Integrating RCTs, RWD, AI/ML and Statistics: Next-Generation Evidence Synthesis
Shu Yang, Margaret Gamalo, Haoda Fu
TL;DR
The paper argues that next-generation evidence synthesis should integrate randomized trials (RCTs), real-world data (RWD), and AI/ML with traditional statistics rather than favor one paradigm. It proposes a causal roadmap to combine these sources, including transportability of RCT results to broader populations, AI-assisted analyses within RCTs, hybrid controlled trial designs, and linking short-term RCTs with long-term RWD to capture durability and safety. Key contributions include a framework for four-step causal inference, the promotion of methods like target trial emulation, doubly robust estimators, digital twins, and active learning, as well as practical guidance on regulatory considerations and uncertainty quantification. The work emphasizes trust, data provenance, privacy-preserving analytics, and rigorous uncertainty assessment as essential for regulatory credibility and patient-centered decision-making in modern regulatory science.
Abstract
Randomized controlled trials (RCTs) have been the cornerstone of clinical evidence; however, their cost, duration, and restrictive eligibility criteria limit power and external validity. Studies using real-world data (RWD), historically considered less reliable for establishing causality, are now recognized to be important for generating real-world evidence (RWE). In parallel, artificial intelligence and machine learning (AI/ML) are being increasingly used throughout the drug development process, providing scalability and flexibility but also presenting challenges in interpretability and rigor that traditional statistics do not face.

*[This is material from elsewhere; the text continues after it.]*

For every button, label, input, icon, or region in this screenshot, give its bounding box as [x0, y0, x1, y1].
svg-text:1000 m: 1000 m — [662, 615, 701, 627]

This Perspective argues that the future of evidence generation will not depend on RCTs versus RWD, or statistics versus AI/ML, but on their principled integration. To this end, a causal roadmap is needed to clarify inferential goals, make assumptions explicit, and ensure transparency about tradeoffs. We highlight key objectives of integrative evidence synthesis, including transporting RCT results to broader populations, embedding AI-assisted analyses within RCTs, designing hybrid controlled trials, and extending short-term RCTs with long-term RWD. We also outline future directions in privacy-preserving analytics, uncertainty quantification, and small-sample methods. By uniting statistical rigor with AI/ML innovation, integrative approaches can produce robust, transparent, and policy-relevant evidence, making them a key component of modern regulatory science.